監督の交代は、チーム編成も変わることを意味する。
阪神は
矢野燿大監督が退任し、今季から
岡田彰布監督が就任した。
大山悠輔、
佐藤輝明ら主力がチームの中心になることは変わらないが、出場機会を失っていた選手たちは指揮官交代が大きな転機になる。
高山俊、
木浪聖也、
秋山拓巳……かつて主力として活躍していた選手たちは、もう一度輝きを取り戻せるか。
打撃を磨いて外野の一角を

阪神・高山俊
・高山俊
今季成績38試合出場、打率.189、0本塁打、0打点、2盗塁
通算成績467試合出場、打率.250、20本塁打、135打点、23盗塁
巧みなバットコントロールで天才と称された高山の影が薄くなっている。昨年は春季キャンプで2年連続MVPに輝いたが、一軍出場なし。今季も7月以降はファーム暮らしで一軍復帰は叶わなかった。明大で東京六大学最多の通算131安打をマーク。ドラフト1位で入団すると、16年に134試合出場で打率.275、8本塁打、65打点で新人王に。シーズン136安打、猛打賞13回と球団新記録を塗り替えた。新人王の投票では2位の
今永昇太(
DeNA)の32票に大差をつける220票でタイトルを獲得した。外野は中堅・
近本光司を除く2枠のレギュラーが固まっていない。高山は守備力、走力に秀でているわけではないため、レギュラー奪取に向けて打撃でアピールするしかない。課題に挙げられている選球眼に磨きをかけ、出塁率が上がればおのずと出番も増えるだろう。
遊撃レギュラーのチャンス到来

阪神・木浪聖也
・木浪聖也
今季成績41試合出場、打率.204、1本塁打、6打点、0盗塁
通算成績338試合出場、打率.247、9本塁打、78打点、4盗塁
二遊間の守備力を重視する岡田野球で、チャンスが巡ってきたのが木浪だ。
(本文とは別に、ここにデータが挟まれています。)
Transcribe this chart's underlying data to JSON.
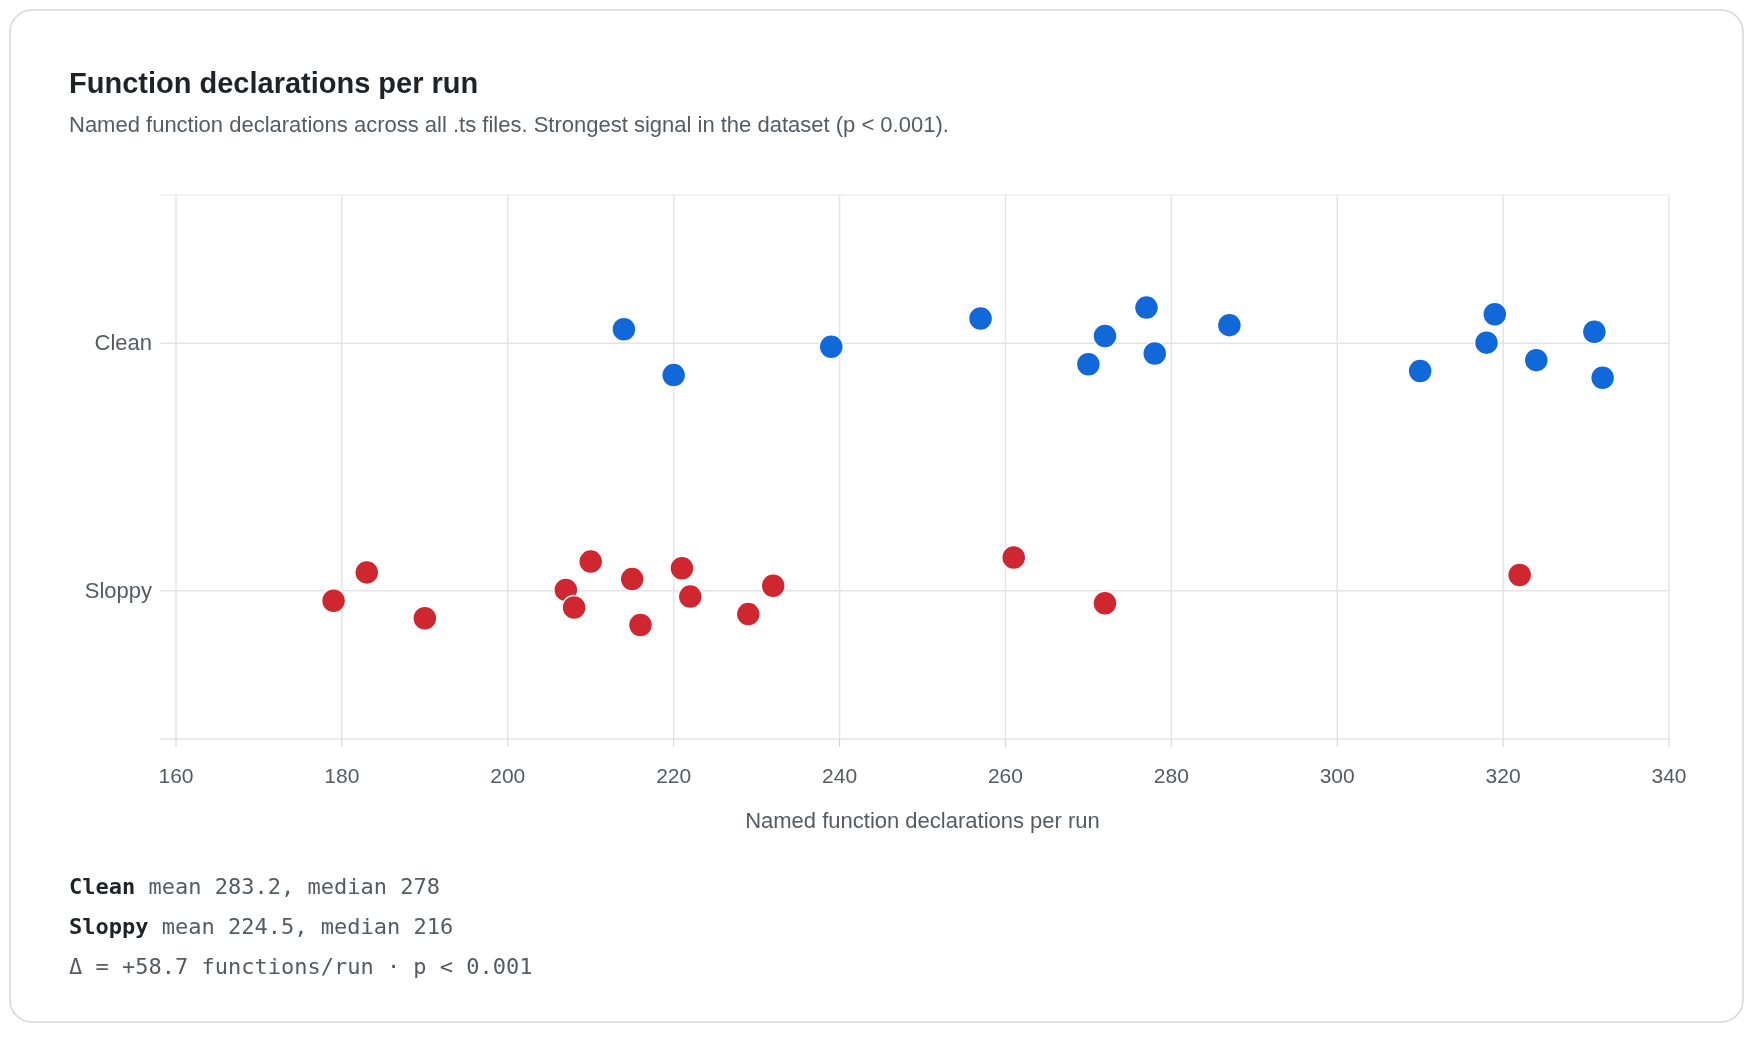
{
  "chart_data": {
    "type": "scatter",
    "orientation": "horizontal",
    "title": "Function declarations per run",
    "subtitle": "Named function declarations across all .ts files. Strongest signal in the dataset (p < 0.001).",
    "xlabel": "Named function declarations per run",
    "categories": [
      "Clean",
      "Sloppy"
    ],
    "xlim": [
      160,
      340
    ],
    "xticks": [
      160,
      180,
      200,
      220,
      240,
      260,
      280,
      300,
      320,
      340
    ],
    "grid": true,
    "marker": "circle",
    "series": [
      {
        "color": "#1168d8",
        "x": [
          "Clean",
          "Clean",
          "Clean",
          "Clean",
          "Clean",
          "Clean",
          "Clean",
          "Clean",
          "Clean",
          "Clean",
          "Clean",
          "Clean",
          "Clean",
          "Clean",
          "Clean"
        ],
        "values": [
          214,
          220,
          239,
          257,
          270,
          272,
          277,
          278,
          287,
          310,
          318,
          319,
          324,
          331,
          332
        ]
      },
      {
        "color": "#d0262f",
        "x": [
          "Sloppy",
          "Sloppy",
          "Sloppy",
          "Sloppy",
          "Sloppy",
          "Sloppy",
          "Sloppy",
          "Sloppy",
          "Sloppy",
          "Sloppy",
          "Sloppy",
          "Sloppy",
          "Sloppy",
          "Sloppy",
          "Sloppy"
        ],
        "values": [
          179,
          183,
          190,
          207,
          210,
          208,
          215,
          216,
          222,
          221,
          229,
          232,
          261,
          272,
          322
        ]
      }
    ],
    "annotations": [
      "Clean mean 283.2, median 278",
      "Sloppy mean 224.5, median 216",
      "Δ = +58.7 functions/run · p < 0.001"
    ]
  }
}
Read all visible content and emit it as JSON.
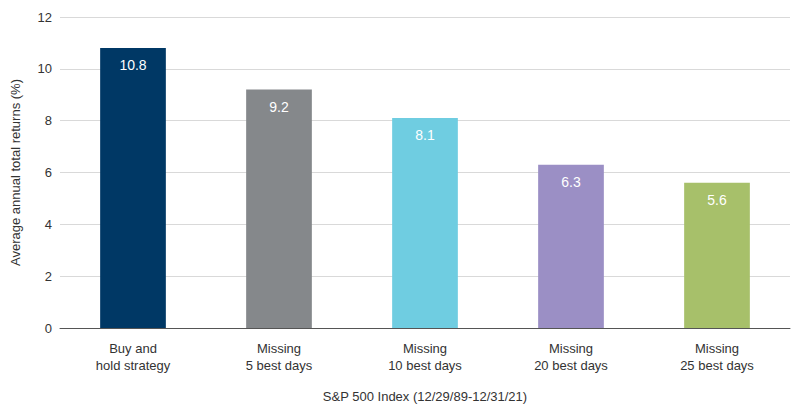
{
  "chart_data": {
    "type": "bar",
    "categories": [
      "Buy and\nhold strategy",
      "Missing\n5 best days",
      "Missing\n10 best days",
      "Missing\n20 best days",
      "Missing\n25 best days"
    ],
    "values": [
      10.8,
      9.2,
      8.1,
      6.3,
      5.6
    ],
    "colors": [
      "#003865",
      "#85888b",
      "#6fcde1",
      "#9b8fc5",
      "#a7c06a"
    ],
    "x_label": "S&P 500 Index (12/29/89-12/31/21)",
    "y_label": "Average annual total returns (%)",
    "ylim": [
      0,
      12
    ],
    "yticks": [
      0,
      2,
      4,
      6,
      8,
      10,
      12
    ],
    "grid": true,
    "data_labels": true
  }
}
プロ4年目の今季は自己最少の41試合出場にとどまったが、高知・安芸の秋季キャンプで遊撃に入り、「木浪の肩があんなにええとは思わなかった」と岡田監督をうならせた。新人の2019年に「一番・遊撃」で開幕スタメンを勝ち取り、113試合出場で打率.262、4本塁打、32打点をマーク。身体能力の高さを生かした守備能力に定評があったが、近年は
中野拓夢にレギュラーを奪われる形となり出場機会が減少していた。中野に二塁へのコンバート案が浮上してきたことで、遊撃で定位置再奪取のチャンスが出てきた。内野のユーテリティープレーヤーで終わるつもりはない。
小幡竜平との競争を制することができるか。
競争に挑む実績十分の右腕

阪神・秋山拓巳
・秋山拓巳
今季成績5試合登板、1勝3敗、防御率5.48
通算成績132試合登板、49勝43敗、防御率3.60
2020、21年と2年連続2ケタ勝利を挙げた右腕だが、今季は登板機会が激減。開幕時は先発ローテーション入りしたが、状態が上がらず5月12日に登録抹消されると、一軍の投手陣が安定していたこともありファーム暮らしに。ウエスタン・リーグで9勝3敗、防御率3.07で最多勝に輝いたが、当然納得できる成績ではない。先発陣は
青柳晃洋、
西勇輝、
伊藤将司の3本柱が当確で、
才木浩人、
西純矢、新外国人投手のほか、昨季セットアッパーで活躍した
岩貞祐太が先発に再転向する可能性がある。競争は激しいが、プロ14年目を迎える秋山にも意地がある。不安を抱えていた右膝のコンディションが良くなり、来季に期する思いは強い。実績十分の右腕だけに、復活を期待したい。